I cittadini erano preoccupati per certi movimenti strani e certi odori sospetti che provenivano dalla zona della discarica. Ma non potevano parlare apertamente, non solo perché i gestori delle discariche sovvenzionavano i partiti, le associazioni, i giornali e le squadre di calcio della zona, ma anche perché la gestione dei rifiuti nel territorio era notoriamente in mano alla Camorra. La potente organizzazione mafiosa, infatti, aveva posto in Lazio una delle sedi dei suoi traffici illeciti, che le procuravano fiumi di denaro sporco.

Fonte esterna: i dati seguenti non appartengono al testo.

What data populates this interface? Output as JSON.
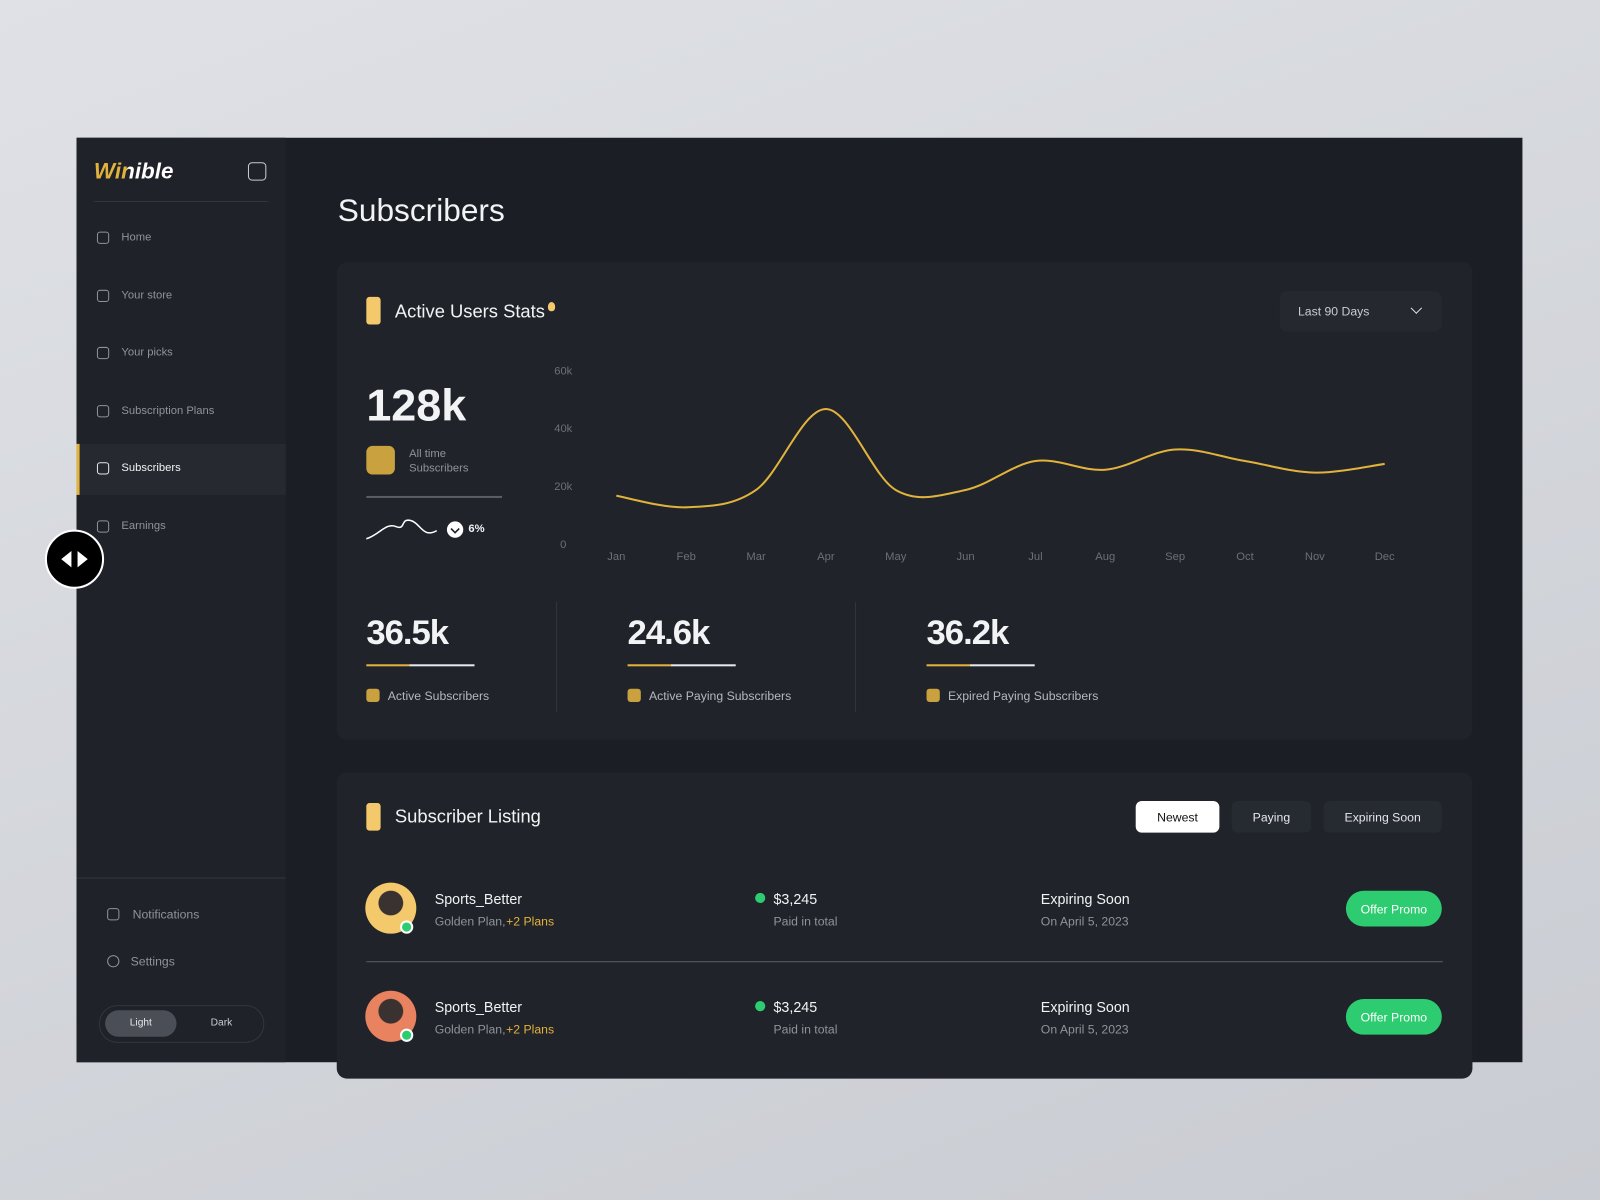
{
  "sidebar": {
    "logo": "Winible",
    "nav": [
      "Home",
      "Your store",
      "Your picks",
      "Subscription Plans",
      "Subscribers",
      "Earnings"
    ],
    "bottom": [
      "Notifications",
      "Settings"
    ],
    "theme": [
      "Light",
      "Dark"
    ]
  },
  "page_title": "Subscribers",
  "stats": {
    "title": "Active Users Stats",
    "range": "Last 90 Days",
    "total": "128k",
    "total_label": "All time Subscribers",
    "change": "6%",
    "chart": {
      "type": "line",
      "categories": [
        "Jan",
        "Feb",
        "Mar",
        "Apr",
        "May",
        "Jun",
        "Jul",
        "Aug",
        "Sep",
        "Oct",
        "Nov",
        "Dec"
      ],
      "values": [
        17000,
        13000,
        19000,
        47000,
        19000,
        19000,
        29000,
        26000,
        33000,
        29000,
        25000,
        28000
      ],
      "color": "#e2b33c",
      "ylim": [
        0,
        60000
      ],
      "yticks": [
        0,
        {
          "value": 20000,
          "label": "20k"
        },
        {
          "value": 40000,
          "label": "40k"
        },
        {
          "value": 60000,
          "label": "60k"
        }
      ]
    },
    "metrics": [
      {
        "value": "36.5k",
        "label": "Active Subscribers"
      },
      {
        "value": "24.6k",
        "label": "Active Paying Subscribers"
      },
      {
        "value": "36.2k",
        "label": "Expired Paying Subscribers"
      }
    ]
  },
  "listing": {
    "title": "Subscriber Listing",
    "tabs": [
      "Newest",
      "Paying",
      "Expiring Soon"
    ],
    "rows": [
      {
        "name": "Sports_Better",
        "plan": "Golden Plan,",
        "extra": "+2 Plans",
        "amount": "$3,245",
        "amount_label": "Paid in total",
        "status": "Expiring Soon",
        "date": "On April 5, 2023",
        "action": "Offer Promo"
      },
      {
        "name": "Sports_Better",
        "plan": "Golden Plan,",
        "extra": "+2 Plans",
        "amount": "$3,245",
        "amount_label": "Paid in total",
        "status": "Expiring Soon",
        "date": "On April 5, 2023",
        "action": "Offer Promo"
      }
    ]
  }
}
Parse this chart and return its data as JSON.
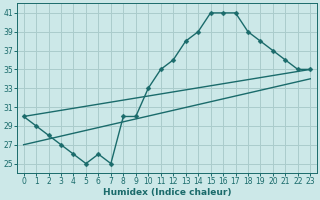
{
  "xlabel": "Humidex (Indice chaleur)",
  "ylabel": "",
  "bg_color": "#cce8e8",
  "grid_color": "#aacccc",
  "line_color": "#1a6b6b",
  "xlim": [
    -0.5,
    23.5
  ],
  "ylim": [
    24,
    42
  ],
  "yticks": [
    25,
    27,
    29,
    31,
    33,
    35,
    37,
    39,
    41
  ],
  "xticks": [
    0,
    1,
    2,
    3,
    4,
    5,
    6,
    7,
    8,
    9,
    10,
    11,
    12,
    13,
    14,
    15,
    16,
    17,
    18,
    19,
    20,
    21,
    22,
    23
  ],
  "main_x": [
    0,
    1,
    2,
    3,
    4,
    5,
    6,
    7,
    8,
    9,
    10,
    11,
    12,
    13,
    14,
    15,
    16,
    17,
    18,
    19,
    20,
    21,
    22,
    23
  ],
  "main_y": [
    30,
    29,
    28,
    27,
    26,
    25,
    26,
    25,
    30,
    30,
    33,
    35,
    36,
    38,
    39,
    41,
    41,
    41,
    39,
    38,
    37,
    36,
    35,
    35
  ],
  "line1_x": [
    0,
    23
  ],
  "line1_y": [
    30,
    35
  ],
  "line2_x": [
    0,
    23
  ],
  "line2_y": [
    27,
    34
  ],
  "marker_size": 2.5,
  "line_width": 1.0,
  "tick_fontsize": 5.5,
  "xlabel_fontsize": 6.5
}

Don Cesare Boschin, di fronte alle inquietudini dei suoi fedeli, non rimase inerte; non avrebbe potuto, lui non era fatto così. Quando vedeva un’ingiustizia, interveniva; quando i suoi concittadini avevano bisogno, lui li aiutava, qualunque fosse il problema. E non si tirò indietro nemmeno davanti al traffico di rifiuti tossici, altamente inquinanti e pericolosi per la salute umana, gestito dai clan camorristi a Borgo Montello. Nonostante gli ottant’anni d’età e il cancro ai polmoni, sostenne il comitato cittadino che aveva l’obiettivo di chiedere un intervento pubblico sulla discarica e prese appunti, numeri di targhe, orari, nomi di aziende che trasportavano rifiuti e scattò fotografie. Sollecitò l’intervento della politica e si rivolse persino al capitano dei carabinieri, rivelandogli quanto aveva saputo: tutto inutilmente. Espresse tutta la sua preoccupazione e il suo disappunto anche dal suo pulpito, in chiesa, la domenica, durante la messa, davanti a tutta la comunità locale e a quegli stranieri, sempre più numerosi, dal forte accento meridionale, che si stavano trasferendo nella zona.

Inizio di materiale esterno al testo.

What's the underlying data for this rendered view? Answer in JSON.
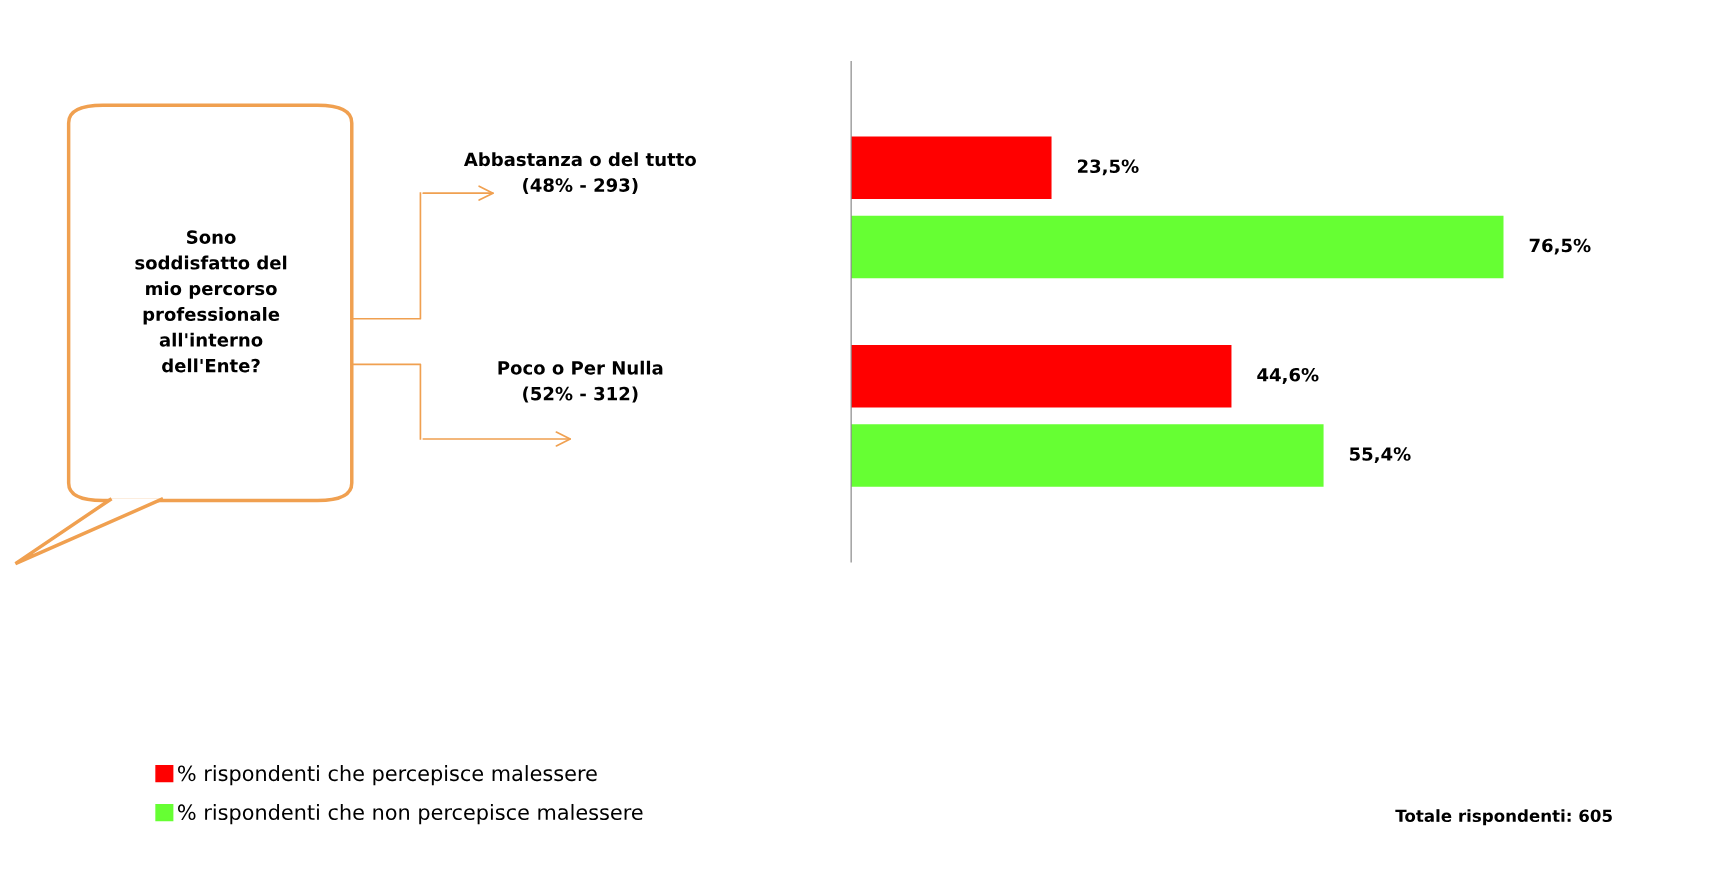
{
  "chart_data": {
    "type": "bar",
    "orientation": "horizontal",
    "categories": [
      "Abbastanza o del tutto\n(48% - 293)",
      "Poco o Per Nulla\n(52% - 312)"
    ],
    "series": [
      {
        "name": "% rispondenti che percepisce malessere",
        "color": "#ff0000",
        "values": [
          23.5,
          44.6
        ],
        "value_labels": [
          "23,5%",
          "44,6%"
        ]
      },
      {
        "name": "% rispondenti che non percepisce malessere",
        "color": "#66ff33",
        "values": [
          76.5,
          55.4
        ],
        "value_labels": [
          "76,5%",
          "55,4%"
        ]
      }
    ],
    "annotations": [
      "Sono\nsoddisfatto del\nmio percorso\nprofessionale\nall'interno\ndell'Ente?",
      "Totale rispondenti: 605"
    ],
    "legend": "bottom left",
    "grid": false
  }
}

Per il suo attivismo, per il suo non volersi fermare davanti a niente, nemmeno di fronte alle intimidazioni, alle minacce, ma anche per le sue aperte prese di posizioni anti Camorra, Don Boschin venne atrocemente punito.
Legato come un capretto
La mattina del 30 marzo 1995 l’anziano parroco venne trovato nella sua canonica sdraiato sul letto, “incaprettato” (mani e piedi legati da una corda che passava anche intorno al collo), con un cerotto intorno alla bocca, massacrato di botte; la morte era stata provocata dalla sua stessa dentiera che gli si era conficcata in gola in seguito ad un potete colpo. Nella sua stanza, messa a soqquadro mancavano soltanto le sue agende, il frutto di tutte le sue ricerche, mentre al loro posto erano le piccole somme di denaro che conservava.
Le indagini batterono dapprima la pista di un incontro omosessuale degenerato, poi si conclusero sommariamente dichiarando avvenuta un’aggressione a scopo di rapina ad opera di tre balordi polacchi poi rientrati frettolosamente nel proprio Stato. Il caso venne chiuso e, qualche anno dopo, i reperti raccolti nella scena del crimine vennero pure distrutti.

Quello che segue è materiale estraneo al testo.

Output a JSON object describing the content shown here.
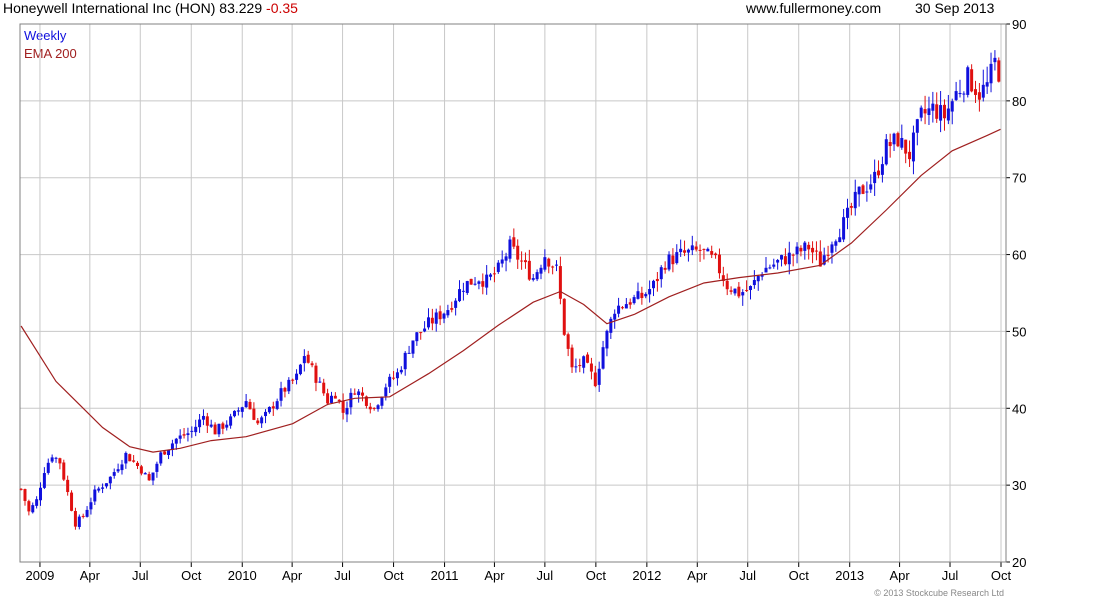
{
  "header": {
    "title": "Honeywell International Inc (HON) 83.229",
    "change": "-0.35",
    "source": "www.fullermoney.com",
    "date": "30 Sep 2013"
  },
  "legend": {
    "period": "Weekly",
    "indicator": "EMA 200"
  },
  "credit": "© 2013 Stockcube Research Ltd",
  "colors": {
    "up": "#1010dd",
    "down": "#e01010",
    "ema": "#a02020",
    "grid": "#c8c8c8",
    "change": "#cc0000",
    "period_label": "#1010dd",
    "indicator_label": "#a02020"
  },
  "chart_data": {
    "type": "candlestick",
    "x_labels": [
      "2009",
      "Apr",
      "Jul",
      "Oct",
      "2010",
      "Apr",
      "Jul",
      "Oct",
      "2011",
      "Apr",
      "Jul",
      "Oct",
      "2012",
      "Apr",
      "Jul",
      "Oct",
      "2013",
      "Apr",
      "Jul",
      "Oct"
    ],
    "y_ticks": [
      20,
      30,
      40,
      50,
      60,
      70,
      80,
      90
    ],
    "ylim": [
      20,
      90
    ],
    "y_axis_side": "right",
    "grid": true,
    "series": [
      {
        "name": "Weekly",
        "anchors": [
          [
            "2008-11-28",
            29.5
          ],
          [
            "2008-12-12",
            26.5
          ],
          [
            "2008-12-26",
            28
          ],
          [
            "2009-01-09",
            32
          ],
          [
            "2009-01-23",
            34
          ],
          [
            "2009-02-06",
            33
          ],
          [
            "2009-02-20",
            29
          ],
          [
            "2009-03-06",
            25
          ],
          [
            "2009-03-20",
            26
          ],
          [
            "2009-04-10",
            29
          ],
          [
            "2009-05-08",
            31
          ],
          [
            "2009-06-05",
            34
          ],
          [
            "2009-07-03",
            32
          ],
          [
            "2009-07-17",
            30.5
          ],
          [
            "2009-08-07",
            34
          ],
          [
            "2009-09-04",
            36
          ],
          [
            "2009-10-02",
            37
          ],
          [
            "2009-10-23",
            39
          ],
          [
            "2009-11-13",
            37
          ],
          [
            "2009-12-11",
            38.5
          ],
          [
            "2010-01-08",
            41
          ],
          [
            "2010-01-29",
            38
          ],
          [
            "2010-02-12",
            39
          ],
          [
            "2010-03-12",
            42
          ],
          [
            "2010-04-09",
            44
          ],
          [
            "2010-04-23",
            47
          ],
          [
            "2010-05-14",
            44
          ],
          [
            "2010-06-04",
            41
          ],
          [
            "2010-06-18",
            42
          ],
          [
            "2010-07-02",
            39.5
          ],
          [
            "2010-07-23",
            42.5
          ],
          [
            "2010-08-13",
            41
          ],
          [
            "2010-08-27",
            40
          ],
          [
            "2010-09-17",
            43
          ],
          [
            "2010-10-08",
            44.5
          ],
          [
            "2010-11-05",
            49
          ],
          [
            "2010-12-03",
            51
          ],
          [
            "2011-01-07",
            53
          ],
          [
            "2011-02-04",
            56
          ],
          [
            "2011-03-04",
            57
          ],
          [
            "2011-03-18",
            56.5
          ],
          [
            "2011-04-08",
            58
          ],
          [
            "2011-04-29",
            61
          ],
          [
            "2011-05-20",
            59
          ],
          [
            "2011-06-10",
            57
          ],
          [
            "2011-07-01",
            60
          ],
          [
            "2011-07-22",
            58
          ],
          [
            "2011-08-05",
            50
          ],
          [
            "2011-08-19",
            45
          ],
          [
            "2011-09-09",
            46
          ],
          [
            "2011-09-30",
            43.5
          ],
          [
            "2011-10-14",
            48
          ],
          [
            "2011-11-04",
            53
          ],
          [
            "2011-12-02",
            54
          ],
          [
            "2011-12-23",
            54.5
          ],
          [
            "2012-01-13",
            56
          ],
          [
            "2012-02-03",
            59
          ],
          [
            "2012-03-02",
            60
          ],
          [
            "2012-04-06",
            60.5
          ],
          [
            "2012-05-04",
            59
          ],
          [
            "2012-05-25",
            56
          ],
          [
            "2012-06-15",
            55
          ],
          [
            "2012-07-06",
            55.5
          ],
          [
            "2012-07-27",
            58
          ],
          [
            "2012-08-24",
            59
          ],
          [
            "2012-09-21",
            60
          ],
          [
            "2012-10-19",
            61
          ],
          [
            "2012-11-09",
            59
          ],
          [
            "2012-11-30",
            62
          ],
          [
            "2012-12-21",
            64
          ],
          [
            "2013-01-18",
            68
          ],
          [
            "2013-02-15",
            70
          ],
          [
            "2013-03-08",
            74
          ],
          [
            "2013-03-29",
            75
          ],
          [
            "2013-04-19",
            73
          ],
          [
            "2013-05-10",
            78
          ],
          [
            "2013-05-31",
            79
          ],
          [
            "2013-06-21",
            78
          ],
          [
            "2013-07-12",
            81
          ],
          [
            "2013-08-02",
            83
          ],
          [
            "2013-08-23",
            81
          ],
          [
            "2013-09-06",
            82
          ],
          [
            "2013-09-20",
            85
          ],
          [
            "2013-09-30",
            83.2
          ]
        ]
      },
      {
        "name": "EMA 200",
        "points": [
          [
            "2008-11-28",
            50.7
          ],
          [
            "2008-12-26",
            47.5
          ],
          [
            "2009-01-30",
            43.5
          ],
          [
            "2009-03-13",
            40.5
          ],
          [
            "2009-04-24",
            37.5
          ],
          [
            "2009-06-12",
            35
          ],
          [
            "2009-07-24",
            34.3
          ],
          [
            "2009-09-11",
            34.8
          ],
          [
            "2009-11-06",
            35.8
          ],
          [
            "2010-01-08",
            36.3
          ],
          [
            "2010-04-02",
            38
          ],
          [
            "2010-06-04",
            40.5
          ],
          [
            "2010-07-23",
            41.3
          ],
          [
            "2010-09-24",
            41.5
          ],
          [
            "2010-12-03",
            44.5
          ],
          [
            "2011-02-04",
            47.5
          ],
          [
            "2011-04-08",
            50.8
          ],
          [
            "2011-06-10",
            53.8
          ],
          [
            "2011-07-29",
            55.2
          ],
          [
            "2011-09-09",
            53.5
          ],
          [
            "2011-10-21",
            51
          ],
          [
            "2011-12-09",
            52.2
          ],
          [
            "2012-02-10",
            54.5
          ],
          [
            "2012-04-13",
            56.3
          ],
          [
            "2012-06-15",
            57
          ],
          [
            "2012-08-24",
            57.6
          ],
          [
            "2012-11-09",
            58.6
          ],
          [
            "2013-01-04",
            61.5
          ],
          [
            "2013-03-08",
            65.8
          ],
          [
            "2013-05-10",
            70.3
          ],
          [
            "2013-07-05",
            73.5
          ],
          [
            "2013-09-06",
            75.5
          ],
          [
            "2013-09-30",
            76.3
          ]
        ]
      }
    ]
  }
}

Dopo il tremendo omicidio, la popolazione perse il suo punto di riferimento e il comitato si sciolse: la malavita potè, indisturbata, continuare la sua attività illecita almeno per altri 20 anni, quando la dichiarazione di un pentito del clan dei Casalesi, Carmine Schiavone, fece accertare la presenza di pericolosi rifiuti tossici di derivazione industriale nella discarica di Borgo Montello, dando inizio, finalmente, a un’indagine. Vennero così motivati i tanti, troppi tumori di cui erano vittime gli abitanti del territorio e si riuscì a ipotizzare che cosa ci fosse sotto quella alta collina di un verde un po’ strano sorta in mezzo alla pianura.
Ad oggi, la discarica continua ad esistere, dopo essere stata persino ampliata mentre i responsabili del brutale assassinio del parroco sono ancora senza un volto e senza un nome, nonostante i continui appelli della famiglia Boschin perché chiunque sappia qualcosa, parli.